Nurse Clara Maass
A commemorative postage stamp on the Nurse Clara Maass – 19th–Century Heroine :
Issued by United States of America
Issued on Aug 18, 1976
Design : The U.S. 13¢ stamp honoring Nurse Maass was designed by Paul Calle of Stamford, Connecticut, based upon a portrait of the nurse which hangs at the Maass Memorial Hospital. It was issued in Belleville, New Jersey, the site of the hospital.
Type : Stamp, Postal Used
Denomination : 13 cents
Name : Clara Louise Maass
Born on Jun 28, 1876 at East Orange, New Jersey, United States
Died on Aug 24, 1901 at Cuba
About :
- “Greater love hath no man than this, that a man lay down his life for his friends” – the Bible quotation applies as well to women, and no epitaph could be more fitting for Clara Louise Maass (1876-1901). She was as brave in medicine’s fight to save lives during the Spanish–American War as any soldier was in battle.
- During the latter 1800s, hundreds of American soldiers in Cuba were felled, not by bullets, but by yellow fever, typhoid, malaria and dysentery. For 19 years a Havana physician had been trying to convince his colleagues that yellow fever was caused by the bite of a common house mosquito. American deaths brought him the cooperation of Major Walter Reed (for whom the famous Army hospital was named) and others, including volunteers for yellow fever inoculation experiments.

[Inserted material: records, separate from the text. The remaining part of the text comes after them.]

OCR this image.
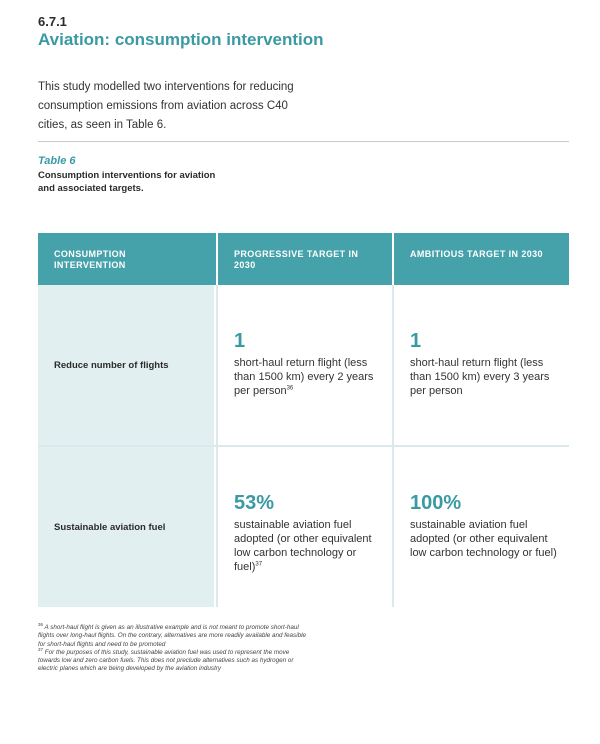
6.7.1
Aviation: consumption intervention

This study modelled two interventions for reducing consumption emissions from aviation across C40 cities, as seen in Table 6.

Table 6

Consumption interventions for aviation and associated targets.

CONSUMPTION INTERVENTION
PROGRESSIVE TARGET IN 2030
AMBITIOUS TARGET IN 2030
Reduce number of flights

1

short-haul return flight (less than 1500 km) every 2 years per person$^{36}$

1

short-haul return flight (less than 1500 km) every 3 years per person

Sustainable aviation fuel

53%

sustainable aviation fuel adopted (or other equivalent low carbon technology or fuel)$^{37}$

100%

sustainable aviation fuel adopted (or other equivalent low carbon technology or fuel)

$^{36}$ A short-haul flight is given as an illustrative example and is not meant to promote short-haul flights over long-haul flights. On the contrary, alternatives are more readily available and feasible for short-haul flights and need to be promoted

$^{37}$ For the purposes of this study, sustainable aviation fuel was used to represent the move towards low and zero carbon fuels. This does not preclude alternatives such as hydrogen or electric planes which are being developed by the aviation industry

- Clara Maass already had earned a reputation for courageous dedication to the soldiers’ health. After graduating in 1895 from Newark German Hospital Training School for Nurses (Luthern Memorial Hospital) in Newark, New Jersey, she became one of the first nurses to volunteer to care for sick and wounded soldiers in army camps in the United States and Cuba and in government hospitals in Manila, Philippines. Watching her patients suffer from smallpox, typhoid and yellow fever, Nurse Maass grew distressed that there was no prevention or cure for them.
- In 1901 she returned to Cuba, where she was assigned to a Havana hospital that was an inoculation station for the yellow fever experimentation. As a volunteer in the program she lost her life to the devastating disease, but her participation helped the medical army conquer this dread enemy. She was accorded military honors befitting a soldier who has made the supreme sacrifice.
- Thus Clara Maass joined Clara Barton, Florence Nightingale and countless other women who have donned the uniform of nursing to ameliorate the suffering of men who have donned the uniform of battle.